If you've got Stranger Things 2 withdrawal symptoms (and you've already watched Mindhunter), try Netflix's The Sinner

* MILD SPOILER ALERTS *

We've all been there: that moment where you feel as if you could murder someone because they've been so inconsiderate, rude or downright annoying.

Most of us, however, manage to choke back the urge to, well, choke someone for reasons including the fact that it's illegal, it's immoral and someone playing their music too loudly on a crowded beach doesn't really justify us lurching forward to stab them with the knife we've just used to peel a pear for our toddler son. Unless you're Cora Tannetti.

The Sinner is gripping, if disturbing, viewing. Netflix's latest must-watch drama is an eight-part thriller based on German crimer writer Petra Hammesfahr's book of the same name is about a seemingly ordinary (if slightly depressed and insular) married mother-of-one who appears to suffer a moment of madness as she stabs a stranger to death on a crowded beach.

While Cora admits to the crime immediately, she has no idea whatsoever why she killed a stranger. Enter detective Harry Ambrose, played by Bill Pullman, who refuses to accept her guilty plea without looking into the reasons behind her crime.

And it's at this point that things start to get even darker. Through a series of flashbacks we discover that Cora's childhood was anything but normal and each recollection helps us to build our own 'What the…?' jigsaws at home as we all try and work out what in the name of everything that is holy is actually going on. Don't get me started on what the detective gets up to in his down time.

In the (unforgiveably awful) words of X Factor contestants Rak-Su, 'let's Netflix and chill' – just don't say I didn't warn you about episode one.

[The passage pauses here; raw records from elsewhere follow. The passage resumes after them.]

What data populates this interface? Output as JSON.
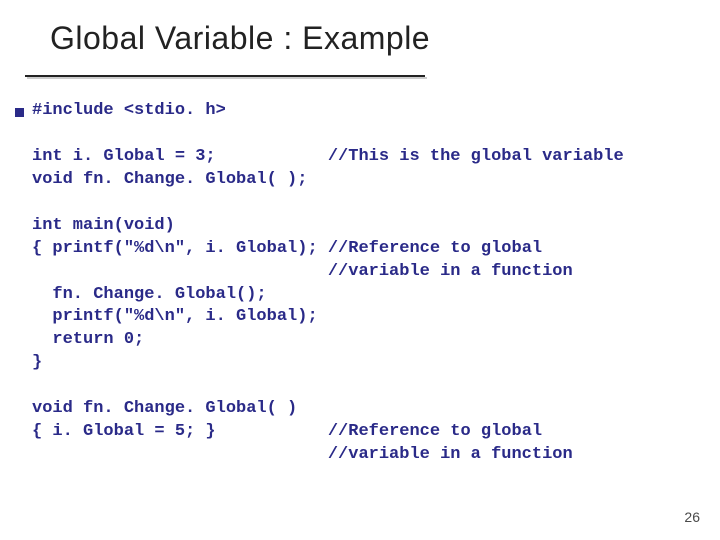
{
  "title": "Global Variable : Example",
  "code": {
    "l1": "#include <stdio. h>",
    "l2": "",
    "l3a": "int i. Global = 3;",
    "l3b": "//This is the global variable",
    "l4": "void fn. Change. Global( );",
    "l5": "",
    "l6": "int main(void)",
    "l7a": "{ printf(\"%d\\n\", i. Global);",
    "l7b": "//Reference to global",
    "l8": "                             //variable in a function",
    "l9": "  fn. Change. Global();",
    "l10": "  printf(\"%d\\n\", i. Global);",
    "l11": "  return 0;",
    "l12": "}",
    "l13": "",
    "l14": "void fn. Change. Global( )",
    "l15a": "{ i. Global = 5; }",
    "l15b": "//Reference to global",
    "l16": "                             //variable in a function"
  },
  "page_number": "26"
}
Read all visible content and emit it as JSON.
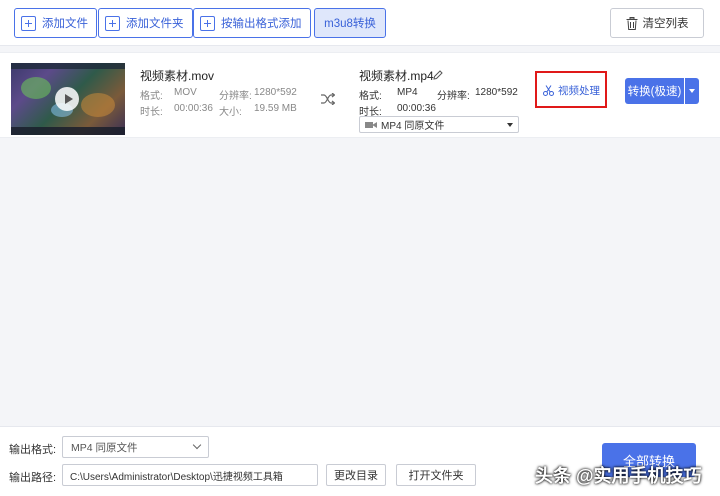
{
  "toolbar": {
    "add_file": "添加文件",
    "add_folder": "添加文件夹",
    "add_by_format": "按输出格式添加",
    "m3u8": "m3u8转换",
    "clear_list": "清空列表"
  },
  "file": {
    "source": {
      "name": "视频素材.mov",
      "format_label": "格式:",
      "format": "MOV",
      "resolution_label": "分辨率:",
      "resolution": "1280*592",
      "duration_label": "时长:",
      "duration": "00:00:36",
      "size_label": "大小:",
      "size": "19.59 MB"
    },
    "output": {
      "name": "视频素材.mp4",
      "format_label": "格式:",
      "format": "MP4",
      "resolution_label": "分辨率:",
      "resolution": "1280*592",
      "duration_label": "时长:",
      "duration": "00:00:36",
      "format_select": "MP4  同原文件"
    },
    "video_process": "视频处理",
    "convert": "转换(极速)"
  },
  "bottom": {
    "output_format_label": "输出格式:",
    "output_format_value": "MP4  同原文件",
    "output_path_label": "输出路径:",
    "output_path_value": "C:\\Users\\Administrator\\Desktop\\迅捷视频工具箱",
    "change_dir": "更改目录",
    "open_folder": "打开文件夹",
    "convert_all": "全部转换"
  },
  "watermark": "头条 @实用手机技巧",
  "colors": {
    "accent": "#4a72e8",
    "highlight_border": "#e01919"
  }
}
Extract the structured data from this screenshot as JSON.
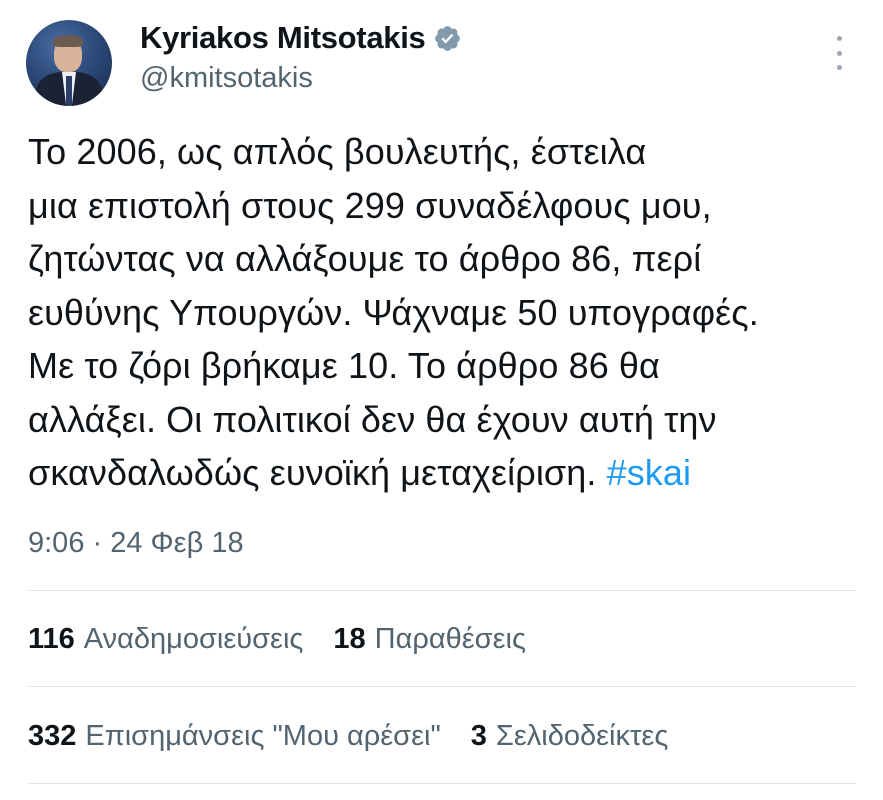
{
  "author": {
    "display_name": "Kyriakos Mitsotakis",
    "handle": "@kmitsotakis",
    "verified_icon": "verified-badge-icon",
    "verified_color": "#829aab"
  },
  "tweet": {
    "lines": [
      "Το 2006, ως απλός βουλευτής, έστειλα",
      "μια επιστολή στους 299 συναδέλφους μου,",
      "ζητώντας να αλλάξουμε το άρθρο 86, περί",
      "ευθύνης Υπουργών. Ψάχναμε 50 υπογραφές.",
      "Με το ζόρι βρήκαμε 10. Το άρθρο 86 θα",
      "αλλάξει. Οι πολιτικοί δεν θα έχουν αυτή την",
      "σκανδαλωδώς ευνοϊκή μεταχείριση."
    ],
    "hashtag": "#skai",
    "hashtag_color": "#1d9bf0",
    "timestamp": "9:06 · 24 Φεβ 18"
  },
  "stats": {
    "retweets": {
      "count": "116",
      "label": "Αναδημοσιεύσεις"
    },
    "quotes": {
      "count": "18",
      "label": "Παραθέσεις"
    },
    "likes": {
      "count": "332",
      "label": "Επισημάνσεις \"Μου αρέσει\""
    },
    "bookmarks": {
      "count": "3",
      "label": "Σελιδοδείκτες"
    }
  },
  "icons": {
    "more": "more-options-icon",
    "avatar": "avatar"
  }
}
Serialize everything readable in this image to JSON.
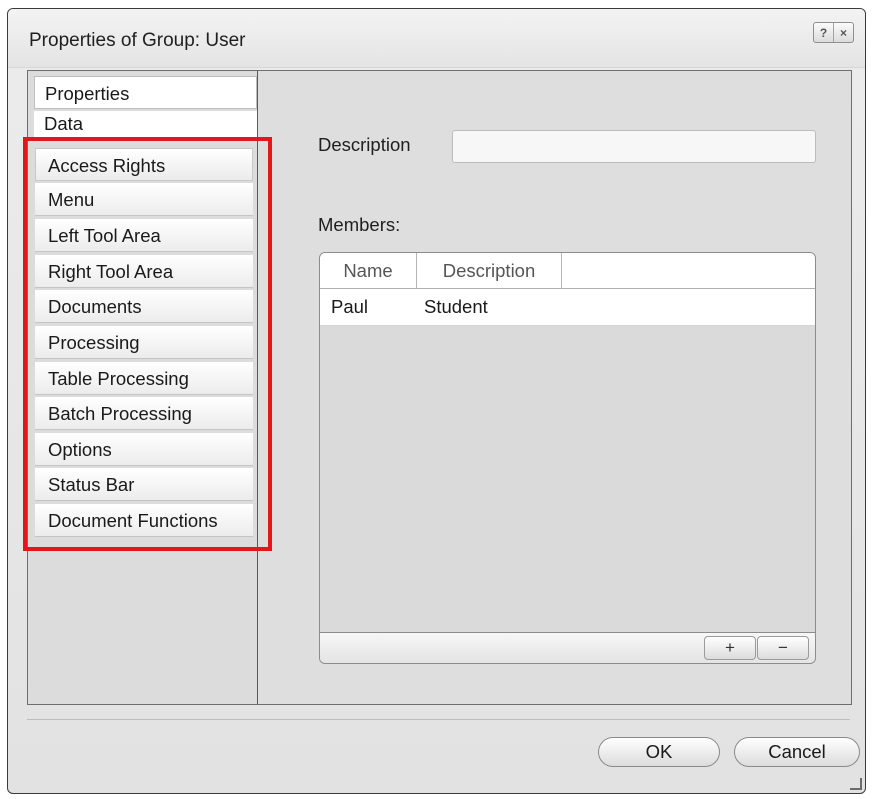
{
  "dialog": {
    "title": "Properties of Group: User",
    "help_glyph": "?",
    "close_glyph": "×"
  },
  "sidebar": {
    "items": [
      {
        "label": "Properties"
      },
      {
        "label": "Data"
      },
      {
        "label": "Access Rights"
      },
      {
        "label": "Menu"
      },
      {
        "label": "Left Tool Area"
      },
      {
        "label": "Right Tool Area"
      },
      {
        "label": "Documents"
      },
      {
        "label": "Processing"
      },
      {
        "label": "Table Processing"
      },
      {
        "label": "Batch Processing"
      },
      {
        "label": "Options"
      },
      {
        "label": "Status Bar"
      },
      {
        "label": "Document Functions"
      }
    ]
  },
  "main": {
    "description_label": "Description",
    "description_value": "",
    "members_label": "Members:",
    "table": {
      "columns": [
        "Name",
        "Description"
      ],
      "rows": [
        {
          "name": "Paul",
          "description": "Student"
        }
      ]
    },
    "add_button": "+",
    "remove_button": "−"
  },
  "buttons": {
    "ok": "OK",
    "cancel": "Cancel"
  },
  "colors": {
    "highlight": "#e0171b"
  }
}
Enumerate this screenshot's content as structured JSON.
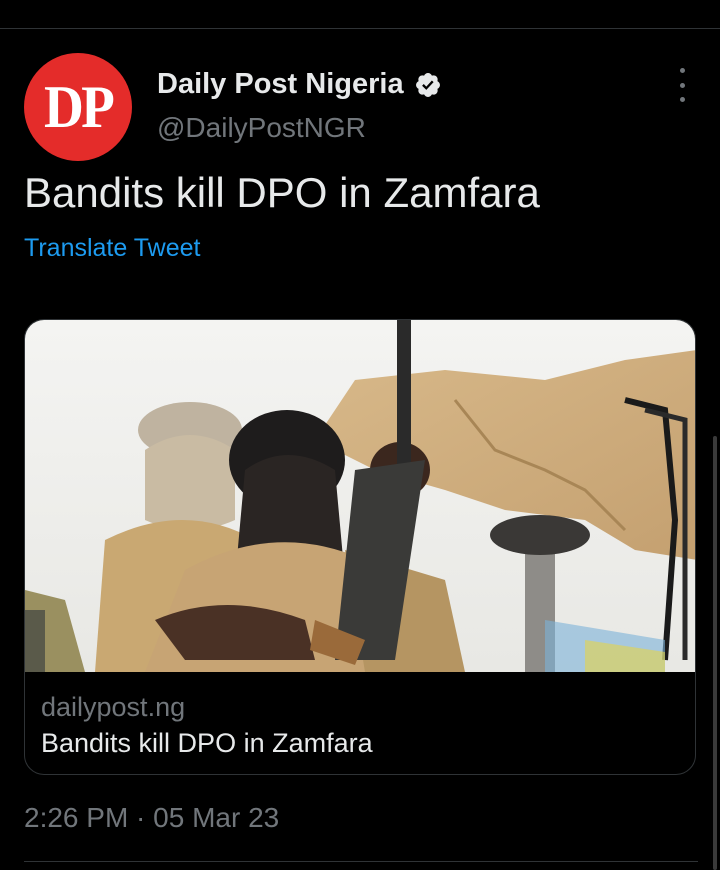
{
  "account": {
    "avatar_text": "DP",
    "display_name": "Daily Post Nigeria",
    "handle": "@DailyPostNGR",
    "verified": true
  },
  "tweet": {
    "text": "Bandits kill DPO in Zamfara",
    "translate_label": "Translate Tweet",
    "timestamp": "2:26 PM · 05 Mar 23"
  },
  "link_card": {
    "domain": "dailypost.ng",
    "title": "Bandits kill DPO in Zamfara",
    "image_icon": "news-photo"
  },
  "icons": {
    "verified": "verified-badge-icon",
    "more": "more-options-icon"
  },
  "colors": {
    "background": "#000000",
    "text_primary": "#e7e9ea",
    "text_secondary": "#71767b",
    "link": "#1d9bf0",
    "avatar_bg": "#e42c2a",
    "divider": "#2f3336"
  }
}
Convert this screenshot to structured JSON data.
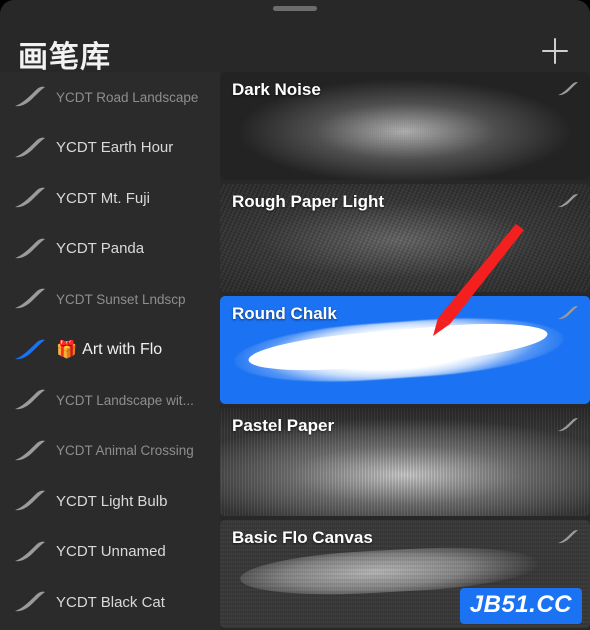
{
  "window": {
    "title": "画笔库",
    "add_icon": "plus-icon",
    "grabber": "drag-handle"
  },
  "sidebar": {
    "items": [
      {
        "label": "YCDT Road Landscape",
        "style": "dim",
        "icon": "brush-stroke-icon"
      },
      {
        "label": "YCDT Earth Hour",
        "style": "normal",
        "icon": "brush-stroke-icon"
      },
      {
        "label": "YCDT Mt. Fuji",
        "style": "normal",
        "icon": "brush-stroke-icon"
      },
      {
        "label": "YCDT Panda",
        "style": "normal",
        "icon": "brush-stroke-icon"
      },
      {
        "label": "YCDT Sunset Lndscp",
        "style": "dim",
        "icon": "brush-stroke-icon"
      },
      {
        "label": "Art with Flo",
        "style": "gift",
        "icon": "brush-stroke-icon-blue",
        "badge": "🎁"
      },
      {
        "label": "YCDT Landscape wit...",
        "style": "dim",
        "icon": "brush-stroke-icon"
      },
      {
        "label": "YCDT Animal Crossing",
        "style": "dim",
        "icon": "brush-stroke-icon"
      },
      {
        "label": "YCDT Light Bulb",
        "style": "normal",
        "icon": "brush-stroke-icon"
      },
      {
        "label": "YCDT Unnamed",
        "style": "normal",
        "icon": "brush-stroke-icon"
      },
      {
        "label": "YCDT Black Cat",
        "style": "normal",
        "icon": "brush-stroke-icon"
      }
    ]
  },
  "brushes": {
    "items": [
      {
        "name": "Dark Noise",
        "texture": "tex-darknoise",
        "selected": false,
        "icon": "brush-stroke-icon"
      },
      {
        "name": "Rough Paper Light",
        "texture": "tex-rough",
        "selected": false,
        "icon": "brush-stroke-icon"
      },
      {
        "name": "Round Chalk",
        "texture": "tex-chalk",
        "selected": true,
        "icon": "brush-stroke-icon"
      },
      {
        "name": "Pastel Paper",
        "texture": "tex-pastel",
        "selected": false,
        "icon": "brush-stroke-icon"
      },
      {
        "name": "Basic Flo Canvas",
        "texture": "tex-canvas",
        "selected": false,
        "icon": "brush-stroke-icon"
      }
    ]
  },
  "annotation": {
    "arrow": "red-arrow-pointer",
    "arrow_color": "#f41f1f",
    "target": "Round Chalk"
  },
  "watermark": {
    "text": "JB51.CC",
    "bg": "#1b72f2",
    "fg": "#ffffff"
  },
  "colors": {
    "accent": "#1b72f2",
    "panel_bg": "#282828",
    "sidebar_bg": "#2b2b2b",
    "card_bg": "#343434",
    "text_primary": "#f2f2f2",
    "text_dim": "#8e8e8e"
  }
}
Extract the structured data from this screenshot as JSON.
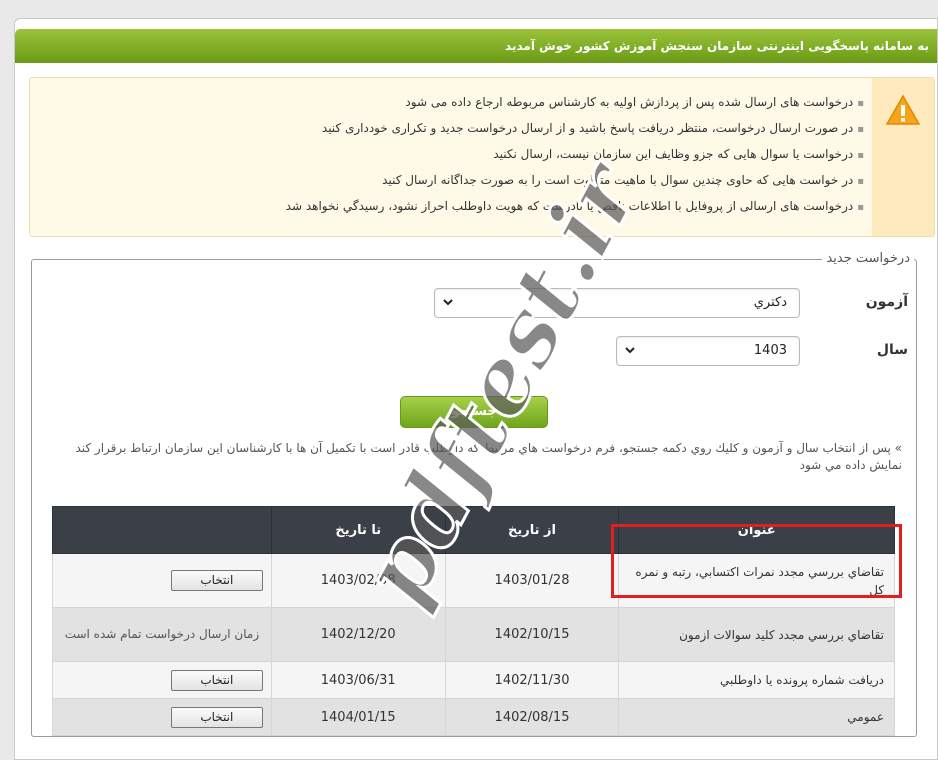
{
  "header": {
    "title": "به سامانه پاسخگويی اينترنتی سازمان سنجش آموزش کشور خوش آمديد"
  },
  "notice": {
    "items": [
      "درخواست های ارسال شده پس از پردازش اولیه به کارشناس مربوطه ارجاع داده می شود",
      "در صورت ارسال درخواست، منتظر دریافت پاسخ باشید و از ارسال درخواست جدید و تکراری خودداری کنید",
      "درخواست یا سوال هایی که جزو وظایف این سازمان نیست، ارسال نکنید",
      "در خواست هایی که حاوی چندین سوال با ماهیت متفاوت است را به صورت جداگانه ارسال کنید",
      "درخواست های ارسالی از پروفایل با اطلاعات ناقص یا نادرست که هویت داوطلب احراز نشود، رسیدگي نخواهد شد"
    ]
  },
  "form": {
    "legend": "درخواست جديد",
    "exam_label": "آزمون",
    "exam_value": "دكتري",
    "year_label": "سال",
    "year_value": "1403",
    "search_label": "جستجو",
    "hint": "» پس از انتخاب سال و آزمون و كليك روي دكمه جستجو، فرم درخواست هاي مرتبط كه داوطلب قادر است با تكميل آن ها با كارشناسان اين سازمان ارتباط برقرار كند نمايش داده مي شود"
  },
  "table": {
    "headers": {
      "title": "عنوان",
      "from": "از تاريخ",
      "to": "تا تاريخ",
      "action": ""
    },
    "rows": [
      {
        "title": "تقاضاي بررسي مجدد نمرات اكتسابي، رتبه و نمره كل",
        "from": "1403/01/28",
        "to": "1403/02/08",
        "action": "انتخاب"
      },
      {
        "title": "تقاضاي بررسي مجدد كليد سوالات ازمون",
        "from": "1402/10/15",
        "to": "1402/12/20",
        "action": "زمان ارسال درخواست تمام شده است"
      },
      {
        "title": "دريافت شماره پرونده يا داوطلبي",
        "from": "1402/11/30",
        "to": "1403/06/31",
        "action": "انتخاب"
      },
      {
        "title": "عمومي",
        "from": "1402/08/15",
        "to": "1404/01/15",
        "action": "انتخاب"
      }
    ]
  },
  "watermark": {
    "text": "pdftest.ir"
  }
}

Five reasons to watch The Sinner:

1) It's not a whodunit, it's a whydunnit: I don't think it's a major spoiler to announce that the murderer in The Sinner is revealed to us immediately in incredibly graphic, distressing scenes which may well make you question whether or not you fancy spending the afternoon at the beach again. The rest of the series doesn't involve us finding out who killed who, they involve us finding out why Jessica Biel's character Cora Tannetti did what she did.

2) To see Harry Ambrose taking the phrase 'maverick cop' to a whole new level: Bill Pullman's character is trying to rebuild his marriage to wife Faye and as the action opens, is sleeping on a sofa bed in his police partner Detective Dan Leroy's house while he tries to persuade Faye to take him back. His interest in Cora's case verges on obsessive and we learn that he's not been the best of husbands. While his wife woke up from an operation, she woke up in the recovery room alone because he was at home spraying his dogwoods for anthracnose (if anyone is reading, this is not the way to win anyone's heart). To be fair, his wife has more to worry about than fungicide – there's the dominatrix that forces him to pick up spilled oranges in supermarkets, for a start. The naughty scenes are definitely not ones to watch with your parents.

3) There's a terrifying beige ski-mask in it which makes next Halloween a doddle: Genuinely, that thing has been turning up in my dreams. Who on earth would choose a beige ski-mask? Is Alan Partridge involved? And while we're on the subject, Cora's baby sister is the most disturbing infant I have ever seen – she's virtually see-through and purple.

4) To realise that however hard you think your childhood was, Cora probably had it harder: The Sinner's title hints at something Biblical and my word, the fervent religion is quite something else. Cora's wicked mother tells her that her baby sister's health is reliant on Cora's good behaviour and constant praying: 'It's all a test,' she tells her, 'every single thing He expects of us, we have to do. Do you understand? Do you? It's the only way she'll live.' As parenting techniques go, it's one that's almost guaranteed to raise a murderer.

5) There's an actual ending: There are eight 45-minute episodes in The Sinner and it's a self-contained drama, so there's no waiting for a second series because you've got the entire series at your disposal in one, depressing, dark bingeing session. Hooray! That said, the series has been so successful that there's talk of a spin-off involving Harry the kinky detective. Oranges are not the only fruit, you know.